Ноги слабеют, и я понять не могу, откуда во мне столько сил, чтобы просто стоять напротив Покровского.
Получается вздохнуть только тогда, когда он разворачивается и отходит к телефону.
– Покровский! – рявкает в трубку. – Ты разобрался с вещами девчонки?
Я застываю на месте.
– Вези сюда. Подружка? – мужчина внимательно смотрит на меня. – Уладь с ней.
Подружка?
Марина?
О, черт.
– Что происходит? – на ватных ногах подбегаю к столу. – Что вы делаете?
Мое отчаяние его веселит.
– Ты переезжаешь. Сегодня же. Твои вещи…
– Нет! Нет! Нет! Вы не можете…
– Ты еще не поняла? Я могу все, девочка, – обходя стол, он останавливается. – Я. Могу. Все. Не будешь послушной, вылетишь из своего универа в одну секунду. Если и это тебя не образумит, то сама себе сделаешь только хуже. Ты же этого не хочешь?
Покровский наклоняется ко мне.
– Сейчас ты спустишься вниз и будешь всеми силами радовать свою мать и доказывать мне, что у тебя есть мозги. Еще ты будешь улыбаться и молчать. Если я узнаю, что ты что-то замышляешь, то сделаю все, чтобы ты до конца своей жалкой жизни жалела об этом.
Я борюсь с нахлынувшими слезами, когда дверь резко открывается и в проеме виднеется голова мамы.
– Уже надо садиться за стол, дорогой. Только вас и ждем. – Ее взгляд задерживается на мне. – Ангелина?
Киваю.
Маме этого достаточно, чтобы улыбнуться.
– Проводи девочку в ее комнату. – Покровский идет к двери. – Она хочет переодеться.
Мама и не заметила, как я выдохнула от облегчения, когда мужчина вышел.
– Я так рада, что мы все снова будем жить вместе. Ты даже представить себе не можешь, как я счастлива наконец-то забрать тебя из того клоповника. – Обнимает меня за плечи и ведет куда-то по коридору. – Я знаю, что ты не в восторге от этой идеи, но дорогая, так будет лучше всем. Ты привыкнешь. Все будет хорошо. Я тебе обещаю.
– Не надо ничего мне обещать.
Хорошо мне здесь никогда не будет. Мне нужно быть подальше отсюда ради этого. Но я до сих пор дрожу от страха. До сих пор хочется разреветься. Черт, что мне делать?
– Ты привыкнешь, – повторяет она. – Мы все будем…
– Кто эти все? О ком ты говоришь?
Я не в силах сдерживать себя. Это все… Меня просто раздавили. Как мама может этого не замечать?
– Ты, я, Вова и Демид.
– Что? Он тоже будет здесь?
– Конечно. Мы начнем все с чистого листа.
С чистого листа? Да этот лист никогда не был и не будет чистым.
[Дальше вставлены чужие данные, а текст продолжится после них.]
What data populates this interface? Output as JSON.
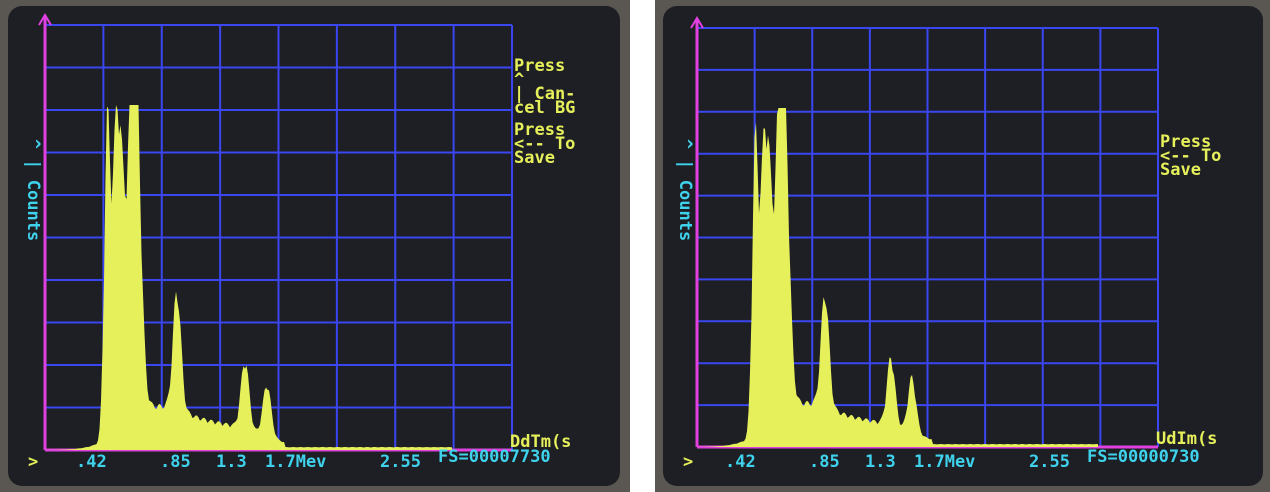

Мама наивная, раз продолжает так думать.
Мы останавливаемся.
– Переодевайся, не буду тебе мешать. А затем спускайся. Мы будем праздновать ваш с Демидом переезд.
Это не праздник. Это поминки моей спокойной жизни.
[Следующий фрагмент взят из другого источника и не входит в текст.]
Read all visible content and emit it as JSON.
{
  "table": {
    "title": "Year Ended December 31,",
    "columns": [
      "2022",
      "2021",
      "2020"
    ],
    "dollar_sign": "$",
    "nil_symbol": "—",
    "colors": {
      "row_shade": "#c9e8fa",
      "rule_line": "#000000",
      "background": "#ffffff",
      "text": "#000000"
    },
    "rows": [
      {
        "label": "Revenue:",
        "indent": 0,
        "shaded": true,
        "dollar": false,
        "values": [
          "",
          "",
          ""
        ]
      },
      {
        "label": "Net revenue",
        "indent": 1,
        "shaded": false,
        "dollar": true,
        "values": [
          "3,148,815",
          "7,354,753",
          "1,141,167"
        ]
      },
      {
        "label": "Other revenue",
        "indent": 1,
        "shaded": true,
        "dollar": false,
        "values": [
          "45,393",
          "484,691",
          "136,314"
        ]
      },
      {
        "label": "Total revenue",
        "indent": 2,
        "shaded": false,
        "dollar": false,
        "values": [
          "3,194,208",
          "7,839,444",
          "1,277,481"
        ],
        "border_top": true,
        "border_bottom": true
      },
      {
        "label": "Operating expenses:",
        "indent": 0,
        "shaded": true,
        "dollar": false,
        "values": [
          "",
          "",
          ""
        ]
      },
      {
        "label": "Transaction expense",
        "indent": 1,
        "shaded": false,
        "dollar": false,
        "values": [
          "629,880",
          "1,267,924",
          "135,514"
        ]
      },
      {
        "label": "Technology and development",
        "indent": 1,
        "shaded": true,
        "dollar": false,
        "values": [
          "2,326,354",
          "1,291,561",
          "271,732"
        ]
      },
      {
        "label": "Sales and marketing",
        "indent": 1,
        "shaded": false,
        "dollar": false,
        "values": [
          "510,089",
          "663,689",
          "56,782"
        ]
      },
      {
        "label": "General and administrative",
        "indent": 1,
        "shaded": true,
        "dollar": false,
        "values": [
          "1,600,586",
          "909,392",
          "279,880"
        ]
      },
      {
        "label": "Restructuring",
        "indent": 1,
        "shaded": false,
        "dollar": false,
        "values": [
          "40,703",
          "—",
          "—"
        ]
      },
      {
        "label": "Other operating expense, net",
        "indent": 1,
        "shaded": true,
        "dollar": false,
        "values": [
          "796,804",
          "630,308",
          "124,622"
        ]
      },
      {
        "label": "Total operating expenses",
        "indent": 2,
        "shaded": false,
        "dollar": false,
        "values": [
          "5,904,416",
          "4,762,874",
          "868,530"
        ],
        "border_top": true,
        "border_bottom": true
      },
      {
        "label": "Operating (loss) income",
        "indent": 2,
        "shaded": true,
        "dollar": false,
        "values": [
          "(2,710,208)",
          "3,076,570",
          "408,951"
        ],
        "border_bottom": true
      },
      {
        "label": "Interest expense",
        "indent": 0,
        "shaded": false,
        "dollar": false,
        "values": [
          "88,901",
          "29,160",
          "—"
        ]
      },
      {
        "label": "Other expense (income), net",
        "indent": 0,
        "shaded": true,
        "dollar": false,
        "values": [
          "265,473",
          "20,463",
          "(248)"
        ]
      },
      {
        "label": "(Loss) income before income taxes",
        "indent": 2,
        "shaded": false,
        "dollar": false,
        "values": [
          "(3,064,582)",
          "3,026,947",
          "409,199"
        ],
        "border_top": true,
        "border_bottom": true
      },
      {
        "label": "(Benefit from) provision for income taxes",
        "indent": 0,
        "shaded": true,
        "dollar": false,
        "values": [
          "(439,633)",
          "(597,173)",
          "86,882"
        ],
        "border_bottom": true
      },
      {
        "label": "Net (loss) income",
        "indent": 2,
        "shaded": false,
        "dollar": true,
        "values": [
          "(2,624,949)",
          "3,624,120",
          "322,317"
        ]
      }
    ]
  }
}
Дальше – ад под одной крышей с Покровскими.
Нахлынувшая злость заставляет меня бросить Маринкины ботинки в дальнюю часть комнаты, чтобы они с грохотом врезались в стену. Легче мне от этого, конечно, не стало, но что-то светлое на душе появилось. Мама с Покровским хотят загнать меня в их дом? Отлично! Раз сейчас у меня нет другого выбора, значит, надо сделать все, чтобы он появился.
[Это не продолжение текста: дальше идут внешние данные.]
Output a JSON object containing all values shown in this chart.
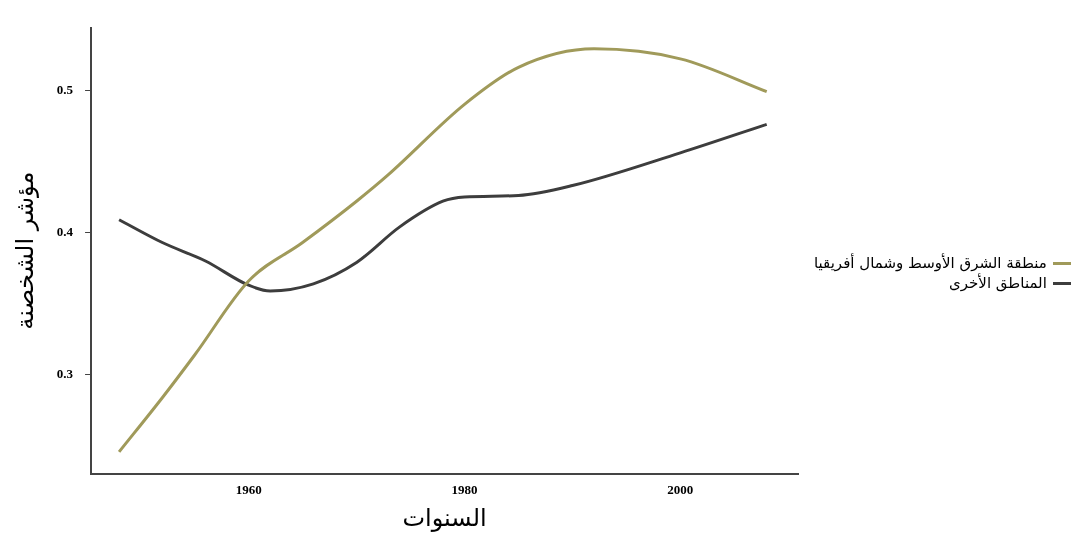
{
  "chart_data": {
    "type": "line",
    "xlabel": "السنوات",
    "ylabel": "مؤشر الشخصنة",
    "xlim": [
      1945.4,
      2010.9
    ],
    "ylim": [
      0.2307,
      0.5438
    ],
    "xticks": [
      1960,
      1980,
      2000
    ],
    "yticks": [
      0.3,
      0.4,
      0.5
    ],
    "grid": false,
    "legend": "right",
    "marker": "none",
    "line_style": "solid",
    "series": [
      {
        "name": "منطقة الشرق الأوسط وشمال أفريقيا",
        "color": "#a09a5a",
        "x": [
          1948,
          1952,
          1955,
          1960,
          1965,
          1970,
          1973,
          1980,
          1985,
          1992,
          2000,
          2008
        ],
        "values": [
          0.246,
          0.284,
          0.314,
          0.366,
          0.393,
          0.422,
          0.441,
          0.49,
          0.516,
          0.529,
          0.522,
          0.499
        ]
      },
      {
        "name": "المناطق الأخرى",
        "color": "#3d3d3d",
        "x": [
          1948,
          1952,
          1956,
          1960,
          1962,
          1966,
          1970,
          1974,
          1978,
          1980,
          1985,
          1990,
          2000,
          2008
        ],
        "values": [
          0.409,
          0.393,
          0.38,
          0.363,
          0.359,
          0.364,
          0.379,
          0.404,
          0.422,
          0.425,
          0.426,
          0.433,
          0.456,
          0.476
        ]
      }
    ]
  }
}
Подлетев к креслу, хватаю платье дурацкого розового цвета. Настолько розового, что даже пятилетка, глядя на него, скажет, что это перебор. Хотя… Ужасный, кислотный цвет полностью соответствует моему настроению.
Нацепив на себя все, что было куплено мамой, включая туфли, я решительно выхожу из комнаты, прислушиваясь к каждому шороху. Снизу слышны голоса. В кабинете Покровского кто-то ходит. Черт! Надо бежать. Уж лучше толпа незнакомых людей, глазеющих на меня, чем еще один разговор наедине с Вовчиком.
Мысленно я теперь только так его называть буду.
Вовчик – звучит не так устрашающе. Весело даже. А капля веселья только разукрасит мою жизнь.